Researchers discover structure of Type V pili, which plays a role in gum disease

Researchers from the Molecular Cryo-Electron Microscopy Unit at the Okinawa Institute of Science and Technology (OIST) have discovered the structure of adhesive pili which attaches bacterial cells to the host, and the role they play in gum disease. In Japan, more than 75 percent of adults over the age of 35 have gum disease, which is caused primarily by the bacterial pathogen Porphyromonas gingivalis.

These pili create biofilms that cause serious problems, like gum erosion and tooth loss.

Research by OIST, with Professor Koji Nakayama at Nagasaki University and Professor Katsumi Imada at Osaka University, has been published in “Nature Microbiology.”

"Pili are vital for both the survival of the bacteria, and the creation of the biofilms," said Dr. Satoshi Shibata, first author and staff scientist in OIST's Unit, which is led by Associate Professor Matthias Wolf. "By taking a close look at these pili, our research has provided insights into how we can prevent biofilms from forming."

Within the class Bacteroidia, of which P. gingivalis is also a member, the bacteria have unique Type V pili, which are also found in bacteria that reside in the major colon.
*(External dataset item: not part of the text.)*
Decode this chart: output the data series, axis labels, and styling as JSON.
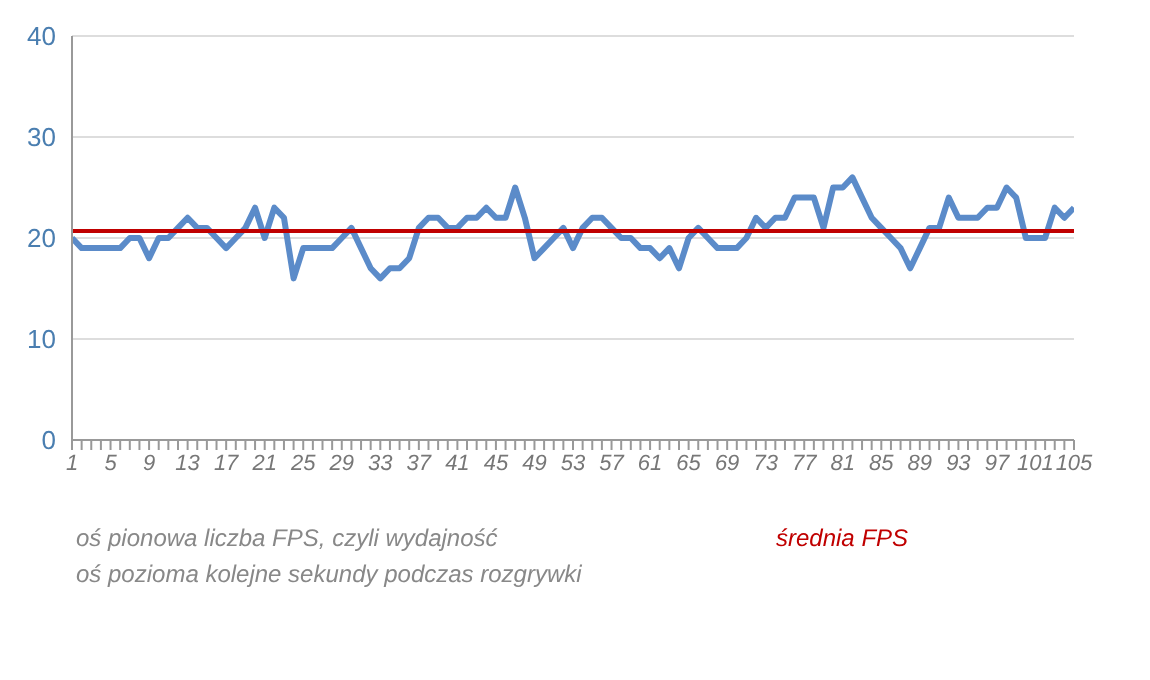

This research has revealed that pili are constructed of protein units called pilins. The pilins in P. gingivalis are mostly FimA pilins.

To explore the structure of these pilins, Professor Imada and students from Osaka University crystalized them, and used a technique called X-ray crystallography to look at the pilins in their unassembled state, at the atomic level. Next, they looked at a fully assembled pili through electron microscopes, using a genetically engineered version of FimA pilins. From their images they then created a 3D atomic model of the assembled pilus structure.

This research could be helpful in creating new anti-bacterial drugs for diseases caused by any bacteria containing Type V pili.

"We're now trying to create an inhibitor that prevents pili from assembling," said Dr. Shibata. "This structure serves as a target to create new drugs, which are desperately needed to counter increasing antibiotic resistance. Finding novel antimicrobial compounds is a critical advantage in fighting these pathogens."